Each video was converted into images using one frame per second, so we could find the better range of time to connect with the Google images. Afterwards, all the videos were compressed in a strip to provide an overview about them and their duration.
Considering the sensitivity of contents we decided to give the possibility to the users to choose how to explore these contents, assigning some labels:
- ‘no explicit violence’: these contents aren’t clearly graphic but the language or the subjects’ conditions bring back to violence;
- ‘danger’: these contents are considered dangerous as clearly violent, offensive and they correspond to the minutes before the execution;
- ‘sensitive contents’: the images show graphic content as explicit violence against someone and blood.
In most cases we found out that the main images used to communicate the video-news in the web corresponded to the last couple of labels and that they are often placed in the last minutes of the videos.
Protocol
1. Queries definition
In Google Image Advanced Search we found the right queries to search the images on Google.
We filtered the results for United States, in order to get only the pictures spread in that country.
We wanted to analyze which were the video-frames used to report the news from different websites, and the same time where the attention of people was focused on.
2. Corpues definition
The corpus was made of three parts: an image database, a video database and an url database.
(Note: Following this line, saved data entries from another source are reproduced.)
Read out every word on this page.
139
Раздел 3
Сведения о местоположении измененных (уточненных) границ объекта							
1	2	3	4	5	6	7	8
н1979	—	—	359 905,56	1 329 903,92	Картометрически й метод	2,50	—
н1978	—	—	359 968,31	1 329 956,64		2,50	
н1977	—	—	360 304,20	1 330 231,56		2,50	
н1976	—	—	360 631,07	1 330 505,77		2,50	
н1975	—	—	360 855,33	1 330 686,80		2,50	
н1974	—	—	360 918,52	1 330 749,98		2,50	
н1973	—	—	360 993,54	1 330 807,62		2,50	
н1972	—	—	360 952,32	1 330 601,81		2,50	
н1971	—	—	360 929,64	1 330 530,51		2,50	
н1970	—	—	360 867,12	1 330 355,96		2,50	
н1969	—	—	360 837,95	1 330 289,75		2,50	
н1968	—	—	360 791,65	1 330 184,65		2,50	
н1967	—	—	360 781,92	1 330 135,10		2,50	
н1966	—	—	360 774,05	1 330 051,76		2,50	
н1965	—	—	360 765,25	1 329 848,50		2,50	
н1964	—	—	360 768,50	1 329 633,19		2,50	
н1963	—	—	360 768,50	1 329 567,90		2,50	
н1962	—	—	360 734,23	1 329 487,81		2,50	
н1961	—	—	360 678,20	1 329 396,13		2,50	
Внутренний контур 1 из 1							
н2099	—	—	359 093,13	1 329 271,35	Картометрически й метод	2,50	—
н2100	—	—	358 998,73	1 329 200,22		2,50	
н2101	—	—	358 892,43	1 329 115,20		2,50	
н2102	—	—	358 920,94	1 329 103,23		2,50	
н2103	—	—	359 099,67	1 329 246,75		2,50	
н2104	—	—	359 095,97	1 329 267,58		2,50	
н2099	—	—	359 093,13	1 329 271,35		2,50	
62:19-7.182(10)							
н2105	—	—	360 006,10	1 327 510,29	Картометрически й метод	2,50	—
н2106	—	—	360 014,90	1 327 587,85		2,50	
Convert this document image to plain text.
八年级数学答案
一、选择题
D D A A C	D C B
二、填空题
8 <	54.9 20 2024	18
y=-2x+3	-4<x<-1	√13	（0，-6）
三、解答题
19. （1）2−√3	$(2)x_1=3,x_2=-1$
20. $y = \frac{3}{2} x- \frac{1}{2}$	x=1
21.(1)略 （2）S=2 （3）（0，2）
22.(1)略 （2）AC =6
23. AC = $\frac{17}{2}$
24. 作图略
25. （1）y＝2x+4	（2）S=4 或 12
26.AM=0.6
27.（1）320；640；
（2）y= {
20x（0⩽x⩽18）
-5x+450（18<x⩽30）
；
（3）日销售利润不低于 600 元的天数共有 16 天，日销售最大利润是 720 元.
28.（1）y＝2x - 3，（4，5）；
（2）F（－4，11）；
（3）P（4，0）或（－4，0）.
In particular we dowloaded 1400 pictures from Google using Downthemall, scraped manually to 371 results, and organized by similarities in folders.
Then we used Google Image Search Url Extractor, and after the url download, we created an excel file writing the correspondence between url and pictures’ name, adding the google ranking as well.
In the end, we extracted the frames from the video using After Effects, importing the video and downloading 1fps. The frames were then associated to the pictures.
The last step consisted on the conversion of the videos to strip-line, using Movie Barcode Generator, in order to star the visualization process.
The data consist of two folders and an .xls file.
The excel file contains 7 spreadsheets for each group of image referred to each video, they are organized in 5 columns: growing rank, image domain, image url, source domain and source url.
The images folder is organized in 7 sub-folders for each event, containing pictures renamed with the Google rank number first.
The videos folders contain the integral videos for each execution. Warning, these folders contain graphic images and videos that may upset some viewers. If you are sure to download these contents you need to use this password: gruattro.